Hearing on A.B. 317 Before the Senate Judiciary Comm., 76th Leg. (Nev., May 10, 2010).
Since the Legislature's amendment addresses the precise issue presented in this appeal, we are persuaded that the Legislature's original intent was to require a final decision and award from the arbitrator that disposes of “all issues of the claim” before the 30–day period for commencing a civil action begins to run. A.B. 317, 76th Leg. (Nev.2011).
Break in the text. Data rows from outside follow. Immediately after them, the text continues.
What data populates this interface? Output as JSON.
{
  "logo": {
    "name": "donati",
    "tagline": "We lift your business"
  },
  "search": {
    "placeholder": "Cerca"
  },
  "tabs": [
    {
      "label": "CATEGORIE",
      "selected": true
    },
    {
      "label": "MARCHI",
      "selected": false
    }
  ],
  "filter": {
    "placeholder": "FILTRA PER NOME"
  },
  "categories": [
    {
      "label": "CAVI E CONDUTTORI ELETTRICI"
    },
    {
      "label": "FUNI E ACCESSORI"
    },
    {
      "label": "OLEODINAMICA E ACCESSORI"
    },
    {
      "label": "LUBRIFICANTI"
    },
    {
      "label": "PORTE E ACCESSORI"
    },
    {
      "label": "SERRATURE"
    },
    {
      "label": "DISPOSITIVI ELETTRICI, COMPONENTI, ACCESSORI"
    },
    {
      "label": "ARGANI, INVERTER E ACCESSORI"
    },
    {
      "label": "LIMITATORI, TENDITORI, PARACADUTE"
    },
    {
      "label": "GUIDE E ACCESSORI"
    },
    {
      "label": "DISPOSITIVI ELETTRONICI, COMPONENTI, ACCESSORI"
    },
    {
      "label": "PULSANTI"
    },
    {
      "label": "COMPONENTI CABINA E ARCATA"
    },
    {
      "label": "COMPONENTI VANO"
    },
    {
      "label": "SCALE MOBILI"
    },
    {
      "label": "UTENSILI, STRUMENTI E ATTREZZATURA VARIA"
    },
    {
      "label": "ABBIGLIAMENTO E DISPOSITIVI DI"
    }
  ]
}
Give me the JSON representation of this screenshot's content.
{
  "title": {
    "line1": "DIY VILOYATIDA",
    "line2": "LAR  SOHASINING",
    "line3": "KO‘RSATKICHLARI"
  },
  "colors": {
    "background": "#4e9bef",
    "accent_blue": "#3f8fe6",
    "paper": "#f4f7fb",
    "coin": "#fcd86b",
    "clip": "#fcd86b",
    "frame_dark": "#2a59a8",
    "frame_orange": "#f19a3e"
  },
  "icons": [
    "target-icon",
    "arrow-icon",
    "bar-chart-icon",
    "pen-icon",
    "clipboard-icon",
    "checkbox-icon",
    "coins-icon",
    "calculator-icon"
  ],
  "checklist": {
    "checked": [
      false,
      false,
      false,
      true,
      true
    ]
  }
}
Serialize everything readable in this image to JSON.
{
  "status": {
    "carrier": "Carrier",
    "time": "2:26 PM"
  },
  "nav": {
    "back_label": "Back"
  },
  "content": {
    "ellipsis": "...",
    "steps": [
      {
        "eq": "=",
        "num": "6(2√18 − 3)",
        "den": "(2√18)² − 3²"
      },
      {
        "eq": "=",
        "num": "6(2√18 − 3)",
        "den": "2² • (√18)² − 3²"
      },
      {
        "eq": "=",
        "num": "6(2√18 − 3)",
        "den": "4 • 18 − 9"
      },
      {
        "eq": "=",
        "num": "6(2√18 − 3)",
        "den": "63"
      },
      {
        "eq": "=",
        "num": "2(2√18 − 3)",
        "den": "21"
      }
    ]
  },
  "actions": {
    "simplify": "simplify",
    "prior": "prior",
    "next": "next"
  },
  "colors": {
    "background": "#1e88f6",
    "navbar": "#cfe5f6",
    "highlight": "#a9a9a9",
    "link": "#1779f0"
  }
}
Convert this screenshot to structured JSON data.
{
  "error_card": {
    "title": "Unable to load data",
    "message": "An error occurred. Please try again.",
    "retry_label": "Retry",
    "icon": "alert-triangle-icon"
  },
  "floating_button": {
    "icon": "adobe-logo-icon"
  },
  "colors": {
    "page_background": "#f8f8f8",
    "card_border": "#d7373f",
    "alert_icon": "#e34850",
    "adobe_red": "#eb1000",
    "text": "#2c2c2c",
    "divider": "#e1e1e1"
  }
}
In light of this clarifying amendment to NRS 38.330(5), we conclude that the 30–day period for commencing a civil action does not begin to run until the arbitrator has issued a final decision and award that disposes of all matters involved in the dispute, including attorney fees and costs, and that decision and order is served on the complaining party. Here, the arbitrator's first decision and award issued on May 4, 2009, did not dispose of all matters involved in the dispute because it did not dispose of the attorney fees and costs issue. Thus, the 30–day period for the Lytles to commence civil action did not start to run until the arbitrator's June 1, 2009, award of attorney fees and costs was served on the parties. Accordingly, we conclude that the district court erred in dismissing the Lytles' complaint and confirming the arbitration award.
For the reasons stated above, we
ORDER the judgment of the district court REVERSED AND REMAND this matter to the district court for further trial de novo proceedings on the Lytles' complaint.